En bref, M. Bacque se trompe concernant toutes ses accusations majeures et presque toutes ses accusations de moindre importance. Eisenhower n’était pas un Hitler, il n’organisait pas de camps de la mort, les prisonniers allemands ne mourraient pas par centaines de mille, il y a eu une sévère pénurie de nourriture en 1945, il n’y avait rien de criminel ou de secret concernant l’appellation " forces ennemies désarmées " ou concernant la colonne " morts pour raisons diverses ". " Le million qui manque " étaient de vieux hommes ou des garçons composant la milice.

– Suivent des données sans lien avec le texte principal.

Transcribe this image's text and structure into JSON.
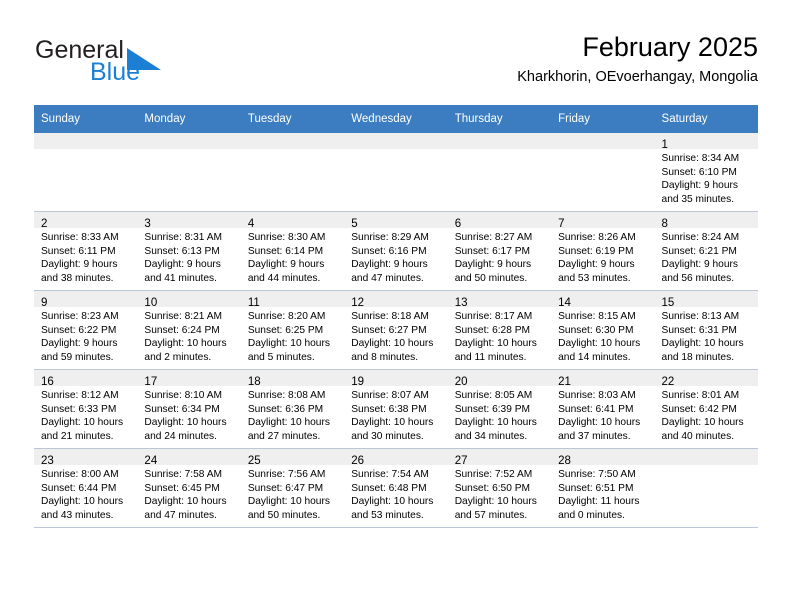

Néanmoins, M.Bacque fait une remarque irréfutable : quelques G.I. américains et leurs officiers étaient capables d’agir d’une manière presque aussi brutale que les Nazis. Nous n’avions pas le monopole de la vertu. Il nous a invité à rouvrir la question, à faire les recherches nécessaires, à découvrir l’entière vérité. Pour cette contribution, il mérite nos remerciements. Mais quant à la manière dont il a présenté sa découverte, je me tourne à nouveau vers Albert Cowdrey : " L’auteur a sûrement raison d’être satisfait de son œuvre. Il n'a pas de réputation d’historien à perdre, et " Morts pour Raisons diverses " ne peut qu’accroître sa réputation de romancier ". Finalement, un problème plus important demeure. Il a fallu une conférence d’experts pour contester les accusations de M. Bacque. Individuellement des érudits ont hésité à s’en charger parce que pour cela il fallait contrôler ses recherches – en fait réécrire son livre. Au lieu de cela nombre d’entre eux ont dit dans leur critique en Grande- Bretagne, en France, en Allemagne et au Canada qu’ils ne pouvaient pas croire que ce que M. Bacque dit d’Eisenhower soit vrai, mais qu’ils ne pouvaient pas le réfuter. M. Bacque a tout l’attirail de l’érudition ; cela semble suffisamment impressionnant pour tromper même des érudits. Dans ces circonstances que doit faire un lecteur profane ? Je suggère qu’il ou elle fasse confiance au bon sens. Quant à confronter l’école de " L’Holocauste n’a jamais existé ", posons nous les questions évidentes. Si les réponses ne sont pas claires, c’est que les accusations n’ont pas été prouvées. Dans le cas de M. Bacque, deux questions de cet ordre sont : Où sont les corps ? et Est-ce que ce livre est compatible avec notre image du caractère d’Eisenhower tel que nous le connaissons d’après d’innombrables autres sources ? En définitive, dans des cas comme celui là, ce sont souvent les questions évidentes qui nous rapprochent le plus étroitement de la vérité.